Değerli Tablo 1: Danıştay’ın Banka Hareketlerine Yaklaşımı (Karşılaştırmalı Analiz)
| Kriter | Danıştay 3. Daire (Genel Yaklaşım) | Danıştay 9. Daire (İstisnai Yaklaşım) |
|---|---|---|
| Emsal Karar | E: 2023/7299, K: 2024/999 E: 2023/7250, K: 2024/1157 | E: 2022/2644, K: 2023/5170 |
| Mükellef Profili | Aktif mükellef (örn: Mali Müşavir) | Mükellefiyeti olmayan veya faaliyetiyle orantısız hacimde olan kişi. |
| Olayın Niteliği | Faaliyetle ilgili/ilgili olmayan (borç, emanet) transferler karışık. | Çok yüksek hacimli, süreklilik arz eden ve kaynağı belirsiz para transferleri. |
| Hukuki Dayanak | VUK 30, 134. Tarhiyat “varsayım ve kanaate” dayanamaz, “somut delil” gerekir. | VUK 3/B. Durum “normal ve mutad olmayan” (anormal) bir iddiadır. |
| İspat Yükü | Vergi İdaresi’nde: Paranın “gelir” olduğunu somut olarak ispatlamalı. | Mükellef’te: Durumun “anormal olmadığını” veya “gelir olmadığını” ispatlamalı. |
| Sonuç | Tarhiyatın iptali (Bozma). | Tarhiyatın onanması (Genellikle “komisyon geliri” olarak). |
Sonuç: “Hesaba Gelen Para Vergi İncelemesi” Riskine Karşı Proaktif Hukuki Korunma
Banka hesap hareketleri, bir hesaba gelen para vergi incelemesi için güçlü bir şüphe nedeni ve başlangıç noktasıdır; ancak hukuken tek başına bir tarhiyat nedeni değildir. Danıştay, vergi idaresinin “hesaba giren her parayı gelir sayma” kolaycılığına “dur” demiştir.
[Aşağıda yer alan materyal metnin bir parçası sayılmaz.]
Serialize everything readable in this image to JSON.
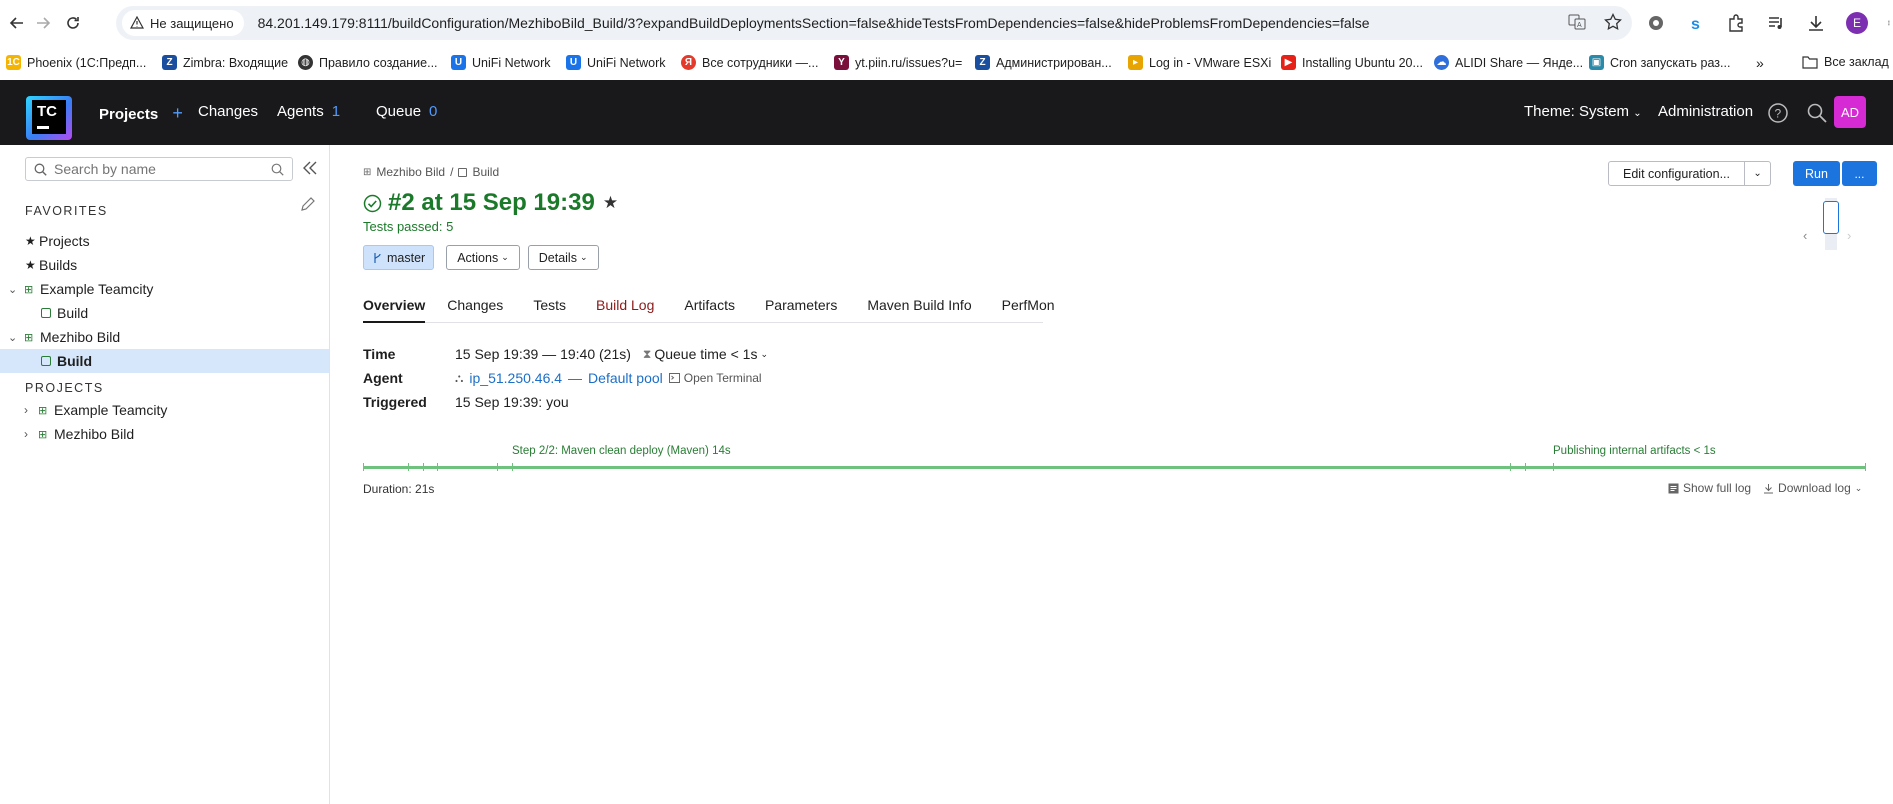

Bununla birlikte, bu kural, durumun “anormal” (VUK 3/B) addedildiği, yani mükellefiyeti olmayan kişilerin yüksek hacimli, açıklamasız transferleri (“hesap kullandırma”) gibi durumlarda tersine döner. Bu istisnai durumda ispat yükü mükellefe geçer ve Danıştay, mükellefin “yüksek hacimli paranın nedenini bilmiyorum” savunmasına geçit vermemiştir.
Mükellefler ve danışmanları için proaktif hukuki korunma şu adımları içermelidir:
- Açıklama Disiplini: Ticari olmayan tüm transferlerde (borç, emanet vb.) mutlaka işlemi net tanımlayan bir dekont şerhi kullanılmalıdır.
- Belge Üretimi: Ticari olmayan borç alıp verme işlemleri için dahi, VUK 3/B’ye uygun “adi yazılı sözleşmeler” düzenleme alışkanlığı edinilmelidir.
- Kayıt Dışı Faaliyetten Kaçınma: En yüksek riskli grup, hem kayıt dışı çalışıp hem de şahsi banka hesabını tahsilat için kullananlardır. Bu durum, mükellefi (normal mükellef) korumasından çıkarıp (anormal durum) riskine sokar.
Nihai olarak, vergi hukukunda anahtar, VUK Madde 3/B uyarınca işlemin “gerçek mahiyetini” somut ve tutarlı delillerle ispatlayabilmektir.